Before you begin, ensure that you have:

  • A domain name added to and served by ESA

  • (Optional) A custom response page, if you plan to return page content along with the status code. Create the page first; you can then reference it from any rule.

Create a custom response code rule

  1. In the ESA console, select Websites, and in the Website column, click the target site.

  2. In the left navigation pane, choose Rules > Transform Rules.

  3. On the Transform Rules page, select the Custom response code tab, and then click Add Rule.

  4. In the Customize Response Code dialog, configure the following settings and then click OK:

    • Rule Name: A custom name for the rule, for example, my-rule.

    • Apply to: Define the matching conditions for the request.
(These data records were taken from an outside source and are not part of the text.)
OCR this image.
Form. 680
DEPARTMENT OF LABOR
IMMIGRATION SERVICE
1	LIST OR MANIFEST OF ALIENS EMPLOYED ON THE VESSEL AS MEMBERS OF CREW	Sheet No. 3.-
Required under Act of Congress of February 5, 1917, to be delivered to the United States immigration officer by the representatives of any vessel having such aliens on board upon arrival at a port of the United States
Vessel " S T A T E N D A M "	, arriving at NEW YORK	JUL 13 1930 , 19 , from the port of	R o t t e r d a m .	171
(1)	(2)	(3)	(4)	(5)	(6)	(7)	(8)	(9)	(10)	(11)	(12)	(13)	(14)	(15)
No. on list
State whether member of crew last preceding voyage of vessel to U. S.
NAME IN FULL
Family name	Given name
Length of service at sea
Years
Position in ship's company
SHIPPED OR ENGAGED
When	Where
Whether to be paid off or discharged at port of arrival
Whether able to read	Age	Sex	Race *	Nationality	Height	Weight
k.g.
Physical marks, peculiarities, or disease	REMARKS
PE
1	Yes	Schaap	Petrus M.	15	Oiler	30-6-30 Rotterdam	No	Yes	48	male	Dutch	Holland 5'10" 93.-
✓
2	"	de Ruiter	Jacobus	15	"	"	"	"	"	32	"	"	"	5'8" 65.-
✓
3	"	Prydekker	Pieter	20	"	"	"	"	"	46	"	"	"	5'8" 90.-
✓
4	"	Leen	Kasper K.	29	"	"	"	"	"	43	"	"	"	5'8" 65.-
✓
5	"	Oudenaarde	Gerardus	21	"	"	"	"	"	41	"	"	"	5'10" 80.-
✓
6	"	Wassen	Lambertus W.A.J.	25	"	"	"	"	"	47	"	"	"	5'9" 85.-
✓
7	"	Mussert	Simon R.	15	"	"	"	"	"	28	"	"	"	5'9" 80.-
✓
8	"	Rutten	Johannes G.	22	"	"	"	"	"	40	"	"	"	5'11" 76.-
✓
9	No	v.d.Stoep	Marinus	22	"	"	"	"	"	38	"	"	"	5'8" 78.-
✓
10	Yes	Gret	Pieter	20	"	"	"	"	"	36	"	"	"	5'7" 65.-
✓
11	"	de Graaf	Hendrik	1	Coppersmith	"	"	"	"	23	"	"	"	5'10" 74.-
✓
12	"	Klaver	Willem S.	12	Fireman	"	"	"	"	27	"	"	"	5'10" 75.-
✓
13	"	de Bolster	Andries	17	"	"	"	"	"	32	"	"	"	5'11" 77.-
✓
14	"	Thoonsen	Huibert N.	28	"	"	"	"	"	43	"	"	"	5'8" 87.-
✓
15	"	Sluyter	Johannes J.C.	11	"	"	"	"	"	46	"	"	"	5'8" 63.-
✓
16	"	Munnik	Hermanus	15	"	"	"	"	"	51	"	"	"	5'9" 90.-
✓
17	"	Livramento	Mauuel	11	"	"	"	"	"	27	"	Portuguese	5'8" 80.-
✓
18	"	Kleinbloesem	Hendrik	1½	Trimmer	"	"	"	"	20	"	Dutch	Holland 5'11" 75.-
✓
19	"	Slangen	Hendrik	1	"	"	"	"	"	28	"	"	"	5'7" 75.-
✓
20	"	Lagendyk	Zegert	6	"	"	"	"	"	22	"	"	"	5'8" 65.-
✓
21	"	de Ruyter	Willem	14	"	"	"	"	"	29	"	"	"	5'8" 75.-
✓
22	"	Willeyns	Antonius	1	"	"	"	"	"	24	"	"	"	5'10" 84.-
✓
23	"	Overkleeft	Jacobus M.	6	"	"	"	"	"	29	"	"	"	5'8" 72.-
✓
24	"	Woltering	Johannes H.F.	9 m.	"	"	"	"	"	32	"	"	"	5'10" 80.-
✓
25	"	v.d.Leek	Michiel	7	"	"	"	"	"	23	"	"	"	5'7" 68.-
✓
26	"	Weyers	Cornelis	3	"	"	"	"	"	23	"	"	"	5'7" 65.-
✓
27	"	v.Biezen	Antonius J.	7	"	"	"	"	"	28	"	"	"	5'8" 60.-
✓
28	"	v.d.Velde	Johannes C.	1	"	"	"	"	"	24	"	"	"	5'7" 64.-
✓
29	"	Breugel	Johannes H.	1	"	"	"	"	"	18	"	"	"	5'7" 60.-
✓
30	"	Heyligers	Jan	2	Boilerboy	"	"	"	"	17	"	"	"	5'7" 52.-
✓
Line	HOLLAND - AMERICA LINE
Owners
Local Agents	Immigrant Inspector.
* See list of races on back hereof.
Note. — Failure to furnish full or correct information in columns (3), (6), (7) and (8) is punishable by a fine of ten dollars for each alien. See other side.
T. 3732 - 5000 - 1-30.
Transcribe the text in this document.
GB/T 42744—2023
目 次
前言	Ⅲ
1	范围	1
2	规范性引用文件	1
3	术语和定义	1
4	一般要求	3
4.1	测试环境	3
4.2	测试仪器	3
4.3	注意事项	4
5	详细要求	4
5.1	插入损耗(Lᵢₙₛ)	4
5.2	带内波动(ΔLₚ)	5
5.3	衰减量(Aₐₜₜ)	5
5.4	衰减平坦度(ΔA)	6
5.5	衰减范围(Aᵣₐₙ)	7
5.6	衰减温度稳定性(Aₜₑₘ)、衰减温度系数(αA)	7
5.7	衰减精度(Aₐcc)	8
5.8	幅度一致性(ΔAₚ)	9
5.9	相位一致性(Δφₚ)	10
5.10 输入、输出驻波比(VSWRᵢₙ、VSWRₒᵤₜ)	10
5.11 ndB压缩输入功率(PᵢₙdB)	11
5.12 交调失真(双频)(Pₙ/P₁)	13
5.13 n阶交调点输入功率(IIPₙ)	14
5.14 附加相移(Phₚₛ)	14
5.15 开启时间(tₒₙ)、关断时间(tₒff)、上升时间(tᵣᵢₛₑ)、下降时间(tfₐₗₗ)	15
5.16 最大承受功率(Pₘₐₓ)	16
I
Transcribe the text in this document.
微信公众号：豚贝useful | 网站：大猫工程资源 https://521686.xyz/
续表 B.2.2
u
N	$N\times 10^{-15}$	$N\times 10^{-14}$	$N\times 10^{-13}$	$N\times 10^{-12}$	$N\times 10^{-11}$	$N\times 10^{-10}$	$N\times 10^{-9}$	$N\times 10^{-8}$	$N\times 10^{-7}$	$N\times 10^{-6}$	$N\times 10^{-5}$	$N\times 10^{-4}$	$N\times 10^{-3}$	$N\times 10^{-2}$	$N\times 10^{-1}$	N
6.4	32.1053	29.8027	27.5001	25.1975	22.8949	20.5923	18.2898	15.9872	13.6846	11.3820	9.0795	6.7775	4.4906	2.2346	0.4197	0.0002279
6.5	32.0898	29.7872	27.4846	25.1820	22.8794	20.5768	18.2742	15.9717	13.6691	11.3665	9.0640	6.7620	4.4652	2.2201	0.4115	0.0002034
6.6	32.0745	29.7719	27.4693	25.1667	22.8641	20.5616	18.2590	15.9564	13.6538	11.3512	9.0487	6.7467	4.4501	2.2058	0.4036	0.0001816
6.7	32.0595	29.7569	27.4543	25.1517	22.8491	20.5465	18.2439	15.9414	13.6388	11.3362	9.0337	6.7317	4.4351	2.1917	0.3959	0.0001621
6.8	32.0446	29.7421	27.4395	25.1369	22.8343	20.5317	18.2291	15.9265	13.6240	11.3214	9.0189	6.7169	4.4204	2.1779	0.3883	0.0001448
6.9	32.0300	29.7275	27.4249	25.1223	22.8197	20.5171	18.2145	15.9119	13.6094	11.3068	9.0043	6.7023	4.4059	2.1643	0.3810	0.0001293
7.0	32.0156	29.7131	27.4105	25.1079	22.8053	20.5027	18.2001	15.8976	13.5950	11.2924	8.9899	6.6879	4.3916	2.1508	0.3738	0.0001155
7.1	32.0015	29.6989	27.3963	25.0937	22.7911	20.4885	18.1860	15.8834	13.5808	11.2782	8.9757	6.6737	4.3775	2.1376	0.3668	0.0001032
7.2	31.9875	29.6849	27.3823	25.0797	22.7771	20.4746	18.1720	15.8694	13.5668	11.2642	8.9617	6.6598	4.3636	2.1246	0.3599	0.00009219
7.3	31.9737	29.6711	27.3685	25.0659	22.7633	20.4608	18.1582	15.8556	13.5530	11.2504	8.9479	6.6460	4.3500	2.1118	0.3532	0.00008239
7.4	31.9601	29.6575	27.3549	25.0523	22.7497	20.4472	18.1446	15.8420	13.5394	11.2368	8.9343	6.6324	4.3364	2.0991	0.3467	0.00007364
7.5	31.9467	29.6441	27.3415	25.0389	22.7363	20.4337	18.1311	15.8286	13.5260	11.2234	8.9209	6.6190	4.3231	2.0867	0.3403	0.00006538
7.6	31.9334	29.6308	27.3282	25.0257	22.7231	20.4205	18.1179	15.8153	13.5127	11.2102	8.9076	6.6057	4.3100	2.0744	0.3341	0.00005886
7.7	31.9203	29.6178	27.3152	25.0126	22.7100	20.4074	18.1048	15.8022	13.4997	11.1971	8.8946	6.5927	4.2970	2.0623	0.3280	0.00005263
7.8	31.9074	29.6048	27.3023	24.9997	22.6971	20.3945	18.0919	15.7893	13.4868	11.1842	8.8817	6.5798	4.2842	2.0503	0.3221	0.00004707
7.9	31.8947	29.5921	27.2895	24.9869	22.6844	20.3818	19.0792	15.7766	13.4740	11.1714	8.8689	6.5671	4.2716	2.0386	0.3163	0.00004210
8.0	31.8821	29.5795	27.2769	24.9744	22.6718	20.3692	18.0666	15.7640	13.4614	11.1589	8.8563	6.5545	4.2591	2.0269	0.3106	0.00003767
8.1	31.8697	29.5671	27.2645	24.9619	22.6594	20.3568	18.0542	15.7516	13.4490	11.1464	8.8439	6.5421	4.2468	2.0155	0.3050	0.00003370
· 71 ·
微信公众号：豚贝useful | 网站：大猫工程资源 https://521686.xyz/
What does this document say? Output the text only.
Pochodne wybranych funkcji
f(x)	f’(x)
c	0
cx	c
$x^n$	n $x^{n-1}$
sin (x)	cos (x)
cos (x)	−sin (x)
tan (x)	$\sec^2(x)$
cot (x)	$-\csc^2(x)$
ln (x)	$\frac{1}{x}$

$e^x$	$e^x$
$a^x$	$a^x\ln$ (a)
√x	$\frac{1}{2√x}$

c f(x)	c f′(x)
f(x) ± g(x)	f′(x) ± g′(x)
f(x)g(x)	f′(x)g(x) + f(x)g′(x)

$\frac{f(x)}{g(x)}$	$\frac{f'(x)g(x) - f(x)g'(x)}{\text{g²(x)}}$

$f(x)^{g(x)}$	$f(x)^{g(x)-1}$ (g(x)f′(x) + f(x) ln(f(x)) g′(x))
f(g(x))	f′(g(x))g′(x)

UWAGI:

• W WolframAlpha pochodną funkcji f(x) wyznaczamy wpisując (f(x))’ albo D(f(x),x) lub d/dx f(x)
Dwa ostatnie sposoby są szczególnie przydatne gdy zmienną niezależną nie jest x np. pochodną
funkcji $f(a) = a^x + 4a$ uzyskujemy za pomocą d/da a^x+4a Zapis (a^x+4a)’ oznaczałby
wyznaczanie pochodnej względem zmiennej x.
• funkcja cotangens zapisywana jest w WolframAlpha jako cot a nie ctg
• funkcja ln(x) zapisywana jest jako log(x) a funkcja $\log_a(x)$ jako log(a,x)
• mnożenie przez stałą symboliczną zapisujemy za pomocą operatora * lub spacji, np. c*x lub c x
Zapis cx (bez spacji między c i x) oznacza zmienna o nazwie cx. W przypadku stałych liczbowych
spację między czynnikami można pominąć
For example, Hostname equals www.example.com.

      Alternatively, edit the expression directly. For example, (http.host eq "www.example.com").
    • Custom Response Code:

      • Response Code: The HTTP status code to return. Valid values: 200 to 599.

      • Response Page: Select from your existing custom pages. The default is Unresponsive page, which returns only the status code without any page body.

Verify the rule

  1. Send a request that matches the rule, by using curl -I https://<your-domain>/<matching-path> or a browser.

  2. Confirm that the returned HTTP status code matches your configuration. If you configured a response page, the browser displays the corresponding custom page content.

Manage custom response code rules

You can perform the following operations on an existing rule from the rule list:

  • Reorder: Drag a rule to change its position. Rules are matched from top to bottom in the list.

  • Enable or disable: Toggle the rule status. A disabled rule does not take effect, but its configuration is preserved.

  • Edit: Modify the rule name, matching conditions, response code, or response page.

  • Delete: Remove a rule that is no longer needed. Deletion cannot be undone, so proceed with caution.

Usage notes

  • Rules are evaluated from top to bottom. The first matching rule returns the response, and no subsequent rules are evaluated. Order your rules accordingly.

  • Valid status codes range from 200 to 599, covering all standard HTTP status codes. Choose a code that fits your use case.

  • Custom response code rules are independent of rewrite rules and security rules, and the three rule types take effect separately.

  • Rule changes take effect on edge nodes in real time. No manual refresh is required.

Troubleshooting

If a rule does not take effect, check the following:

  • Verify that the rule is enabled.

  • Check the rule order. When multiple rules exist, rules higher in the list are matched first.

  • Verify that the matching conditions cover the actual request — path, method, source, and any other attributes you depend on — so that the request triggers the rule.